In 2003, she was a U.S. snowboard Grand Prix champion, a U.S. Open of snowboarding champion, and a Triple Crown of Snowboarding champion.

She posed for the February 2004 issue of FHM, along with fellow snowboarder Tara Dakides and sportscaster Jamie Little.

Bleiler, who missed qualifying for the 2002 Winter Olympics due to a tiebreaker, won a silver medal in the women's halfpipe at the 2006 Winter Olympics in Turin, Italy.

Starting in 2007, Bleiler expanded her career into snowboard and outerwear design, through Oakley and K2 Snowboarding, designing her own signature outerwear line for Oakley, and participating in the K2 Alliance, which develops and tests women's products, as well as working on the graphics for several K2 Boards. In 2008, she helped to create a new all-female invitational superpipe competition at Snowmass called the Snow Angels Invitational.

While competing in the Vancouver 2010 Winter Olympics, many considered Bleiler a gold medal favorite. However, she fell on both of her final runs, and took 11th place.

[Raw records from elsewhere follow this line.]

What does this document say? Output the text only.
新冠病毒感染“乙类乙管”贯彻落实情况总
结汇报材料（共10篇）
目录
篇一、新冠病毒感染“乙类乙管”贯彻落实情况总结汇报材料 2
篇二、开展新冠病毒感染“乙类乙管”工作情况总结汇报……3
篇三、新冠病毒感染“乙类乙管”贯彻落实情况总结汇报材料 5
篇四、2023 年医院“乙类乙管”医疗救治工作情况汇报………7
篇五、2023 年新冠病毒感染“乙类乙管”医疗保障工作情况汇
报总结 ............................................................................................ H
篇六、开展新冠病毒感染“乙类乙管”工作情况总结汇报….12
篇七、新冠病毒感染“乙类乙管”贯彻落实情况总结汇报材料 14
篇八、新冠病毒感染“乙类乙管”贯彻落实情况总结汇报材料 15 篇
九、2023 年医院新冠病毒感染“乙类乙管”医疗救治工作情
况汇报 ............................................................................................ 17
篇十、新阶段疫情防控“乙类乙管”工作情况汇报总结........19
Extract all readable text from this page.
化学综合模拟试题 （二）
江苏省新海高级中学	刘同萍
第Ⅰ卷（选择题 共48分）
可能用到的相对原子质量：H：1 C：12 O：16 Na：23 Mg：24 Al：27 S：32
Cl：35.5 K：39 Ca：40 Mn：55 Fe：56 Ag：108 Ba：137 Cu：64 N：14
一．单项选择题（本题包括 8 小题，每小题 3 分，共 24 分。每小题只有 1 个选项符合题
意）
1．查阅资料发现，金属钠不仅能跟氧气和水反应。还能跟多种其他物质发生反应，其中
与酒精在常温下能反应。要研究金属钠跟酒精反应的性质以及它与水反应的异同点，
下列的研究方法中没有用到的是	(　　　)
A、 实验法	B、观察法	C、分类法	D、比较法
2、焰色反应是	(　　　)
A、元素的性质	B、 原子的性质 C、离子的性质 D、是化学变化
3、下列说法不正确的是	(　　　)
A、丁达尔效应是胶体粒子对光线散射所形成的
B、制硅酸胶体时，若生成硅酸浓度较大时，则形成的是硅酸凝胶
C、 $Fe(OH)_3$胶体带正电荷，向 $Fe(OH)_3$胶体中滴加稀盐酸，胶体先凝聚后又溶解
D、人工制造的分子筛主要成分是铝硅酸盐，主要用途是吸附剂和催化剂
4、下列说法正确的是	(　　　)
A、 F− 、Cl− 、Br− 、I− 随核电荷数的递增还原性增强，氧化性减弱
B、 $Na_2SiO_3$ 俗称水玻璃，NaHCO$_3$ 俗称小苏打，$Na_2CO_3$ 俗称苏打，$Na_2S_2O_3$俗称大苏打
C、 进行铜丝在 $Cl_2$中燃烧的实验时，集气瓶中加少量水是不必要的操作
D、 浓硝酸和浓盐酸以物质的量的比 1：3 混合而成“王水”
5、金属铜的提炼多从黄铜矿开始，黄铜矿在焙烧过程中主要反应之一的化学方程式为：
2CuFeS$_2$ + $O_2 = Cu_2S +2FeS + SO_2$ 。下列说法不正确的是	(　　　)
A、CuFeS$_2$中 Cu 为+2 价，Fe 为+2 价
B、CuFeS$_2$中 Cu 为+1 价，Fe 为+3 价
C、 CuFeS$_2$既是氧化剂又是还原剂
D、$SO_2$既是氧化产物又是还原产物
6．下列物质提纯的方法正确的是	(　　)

During the summer, Gretchen Bleiler coaches and mentors youth at High Cascade Snowboard Camp. In 2008, 2010, and 2014 she was awarded a Signature Session at High Cascade.

Bleiler announced her retirement in January 2014 after being injured in a 2012 training accident and failing to make the 2014 Winter Olympics team. She is currently pursuing speaking, writing, teaching, activism and being an entrepreneur; she is an owner of ALEX Bottle (which stands for "Always Live EXtraordinarily") with her husband Chris.

===Career highlights===
- 2010 X Games Superpipe Gold Medalist
- 2008 Winter Dew Tour Superpipe Champion (Breckenridge, Co)
- 2008 X Games Halfpipe Gold Medalist
- 2006 FIS World Cup 1st Place, Saas Fe, Switzerland
- 2006 Olympic silver medalist
- 2006 Overall Grand Prix Champion; won four of the five Grand Prix events determining Olympic team
- 2005 X Games and Gravity Games Gold Medalist
- 2005 US Open Halfpipe Champion
- FIS World Cup 1st Place, Bardonecchia, Italy
- Eight straight wins in 2003
- 2003 X Games Halfpipe Gold Medalist
- 2003 US Open Champion
- Won 2003 Overall Grand Prix Title
- One of only four females invited to coveted 2003 Arctic Challenge
- 2002 and 2003 Vans Triple Crown Overall Title Winner
- Won 2003 World SuperPipe Championships

===Awards===
- Voted 2006 Female Snowboarder of the Year at FUEL TV's inaugural Action Sports Awards
- Nominated for 2006 ESPY Award
- Won 2004 Colorado Female Athlete of the Year Award
- Earned Transworld Snowboarding's Reader's Choice Award in 2004
- Nominated for 2004 Laureus "Female Action Sports Athlete" Award
- Named Snowboarder and Transworld Snowboarding 2003 "Female Rider of the Year"
- Nominated for 2009 Teen Choice Awards "Other Action Sports Athlete – Female"

==Personal life==
Bleiler enjoys surfing, mountain biking, interior design and fashion. She is also active in several environmental organizations, including the Aspen Snomass Save Snow campaign, and stopglobalwarming.org.

She lives in Aspen, Colorado and is married to Chris Hotell.